Stock market euphoria has changed to despair as the benchmark index failed to rebound on Thursday after a plunge of nearly 1,000 points, or about 3.5 percent, in the past two days.
Stock analysts began to question whether the year-long bull market has finally run its course. Prices of shares in nearly all sectors receded causing some analysts to wonder when the so-called psychological level at around 28,000 will be breached.
Sinking below that “barrier,” some analysts agreed, would have dealt a serious blow to investors’ confidence with unpredictable consequence. Others have maintained there is nothing to worry about as the market is going through a period of consolidation after the strong rally in past weeks.

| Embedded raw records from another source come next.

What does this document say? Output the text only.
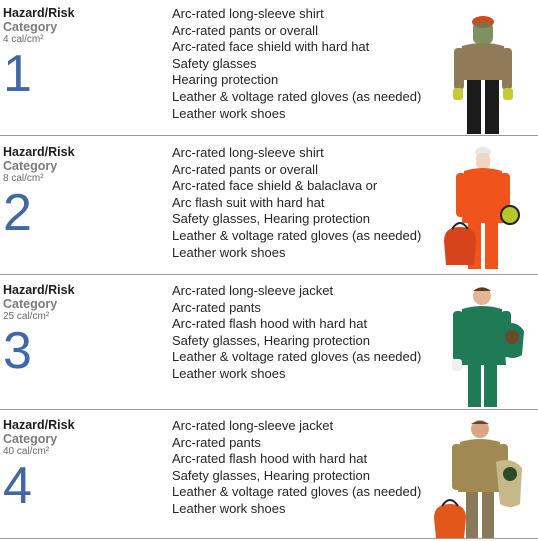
Hazard/Risk
Category
4 cal/cm²
1
Arc-rated long-sleeve shirt
Arc-rated pants or overall
Arc-rated face shield with hard hat
Safety glasses
Hearing protection
Leather & voltage rated gloves (as needed)
Leather work shoes
Hazard/Risk
Category
8 cal/cm²
2
Arc-rated long-sleeve shirt
Arc-rated pants or overall
Arc-rated face shield & balaclava or
Arc flash suit with hard hat
Safety glasses, Hearing protection
Leather & voltage rated gloves (as needed)
Leather work shoes
Hazard/Risk
Category
25 cal/cm²
3
Arc-rated long-sleeve jacket
Arc-rated pants
Arc-rated flash hood with hard hat
Safety glasses, Hearing protection
Leather & voltage rated gloves (as needed)
Leather work shoes
Hazard/Risk
Category
40 cal/cm²
4
Arc-rated long-sleeve jacket
Arc-rated pants
Arc-rated flash hood with hard hat
Safety glasses, Hearing protection
Leather & voltage rated gloves (as needed)
Leather work shoes
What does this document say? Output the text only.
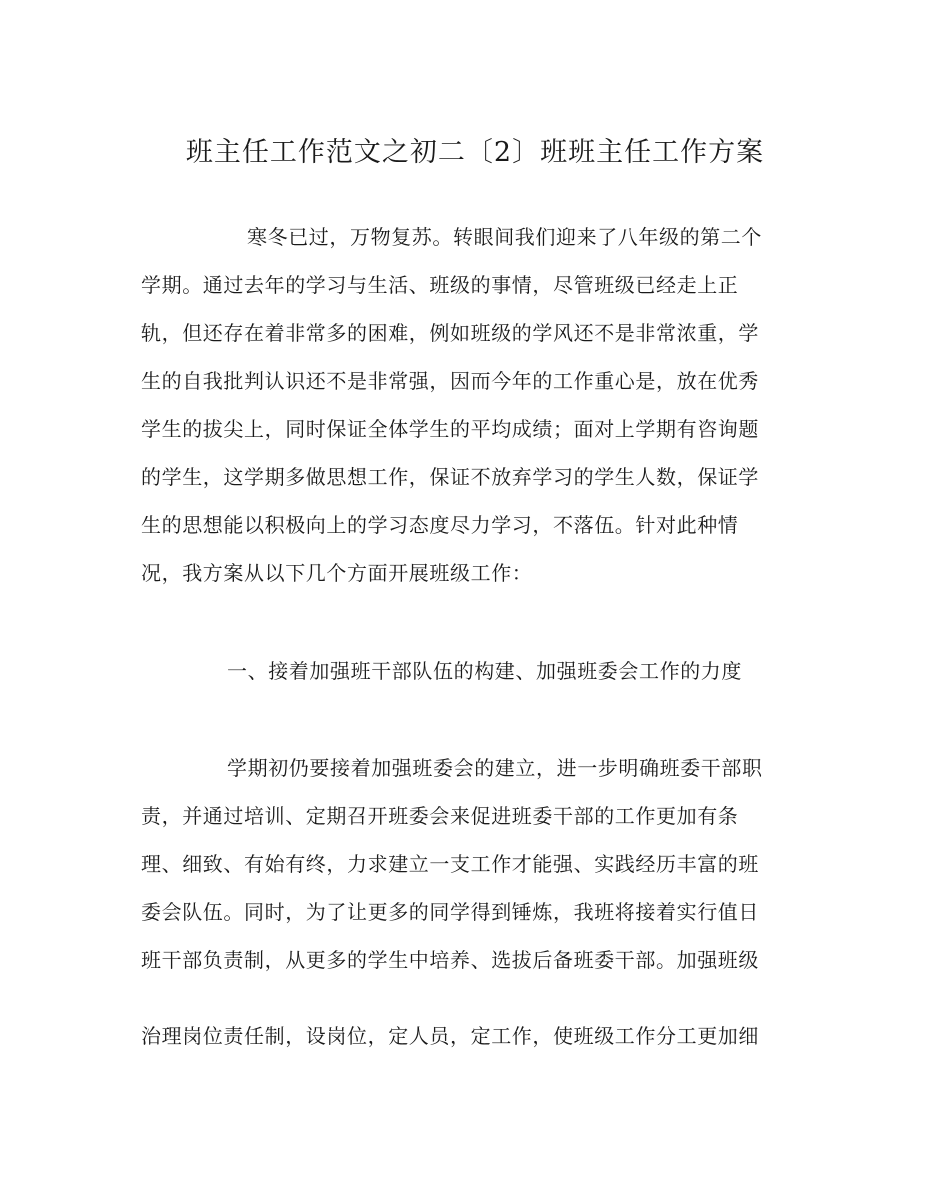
班主任工作范文之初二〔2〕班班主任工作方案

寒冬已过，万物复苏。转眼间我们迎来了八年级的第二个

学期。通过去年的学习与生活、班级的事情，尽管班级已经走上正

轨，但还存在着非常多的困难，例如班级的学风还不是非常浓重，学

生的自我批判认识还不是非常强，因而今年的工作重心是，放在优秀

学生的拔尖上，同时保证全体学生的平均成绩；面对上学期有咨询题

的学生，这学期多做思想工作，保证不放弃学习的学生人数，保证学

生的思想能以积极向上的学习态度尽力学习，不落伍。针对此种情

况，我方案从以下几个方面开展班级工作：

一、接着加强班干部队伍的构建、加强班委会工作的力度

学期初仍要接着加强班委会的建立，进一步明确班委干部职

责，并通过培训、定期召开班委会来促进班委干部的工作更加有条

理、细致、有始有终，力求建立一支工作才能强、实践经历丰富的班

委会队伍。同时，为了让更多的同学得到锤炼，我班将接着实行值日

班干部负责制，从更多的学生中培养、选拔后备班委干部。加强班级

治理岗位责任制，设岗位，定人员，定工作，使班级工作分工更加细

Such optimism was based mainly on the latest economic data which suggested that global economic growth is gathering momentum while inflation is kept in check. The trend should benefit the external-oriented economy of Hong Kong where the government has already revised upward its growth forecast for 2017.
But the biggest concern in the minds of many investors who have built up a large portfolio of Hong Kong-listed stocks, including the H shares of mainland enterprises, is the mostly unpredictable flow of overseas capital.
Trading in the local stock market is seen to have been dominated by Chinese mainland capital in the past several months. Their preference was made clear by the sharp rise in the shares of the H shares of mainland technology companies and car makers.
But the sharp fall in the share prices of mainland companies in these two sectors have wondering if that was simply due to profit taking or a fundamental change in mainland investors’ strategy. With such doubts in mind, many investors found that their only option was to unload at least a part of their holdings in a hurry.
It is too early to tell if the selling pressure will turn into an avalanche, triggering a full-scale retreat. The key, according to some analysts, is to keep the index from falling below the 28,000 line.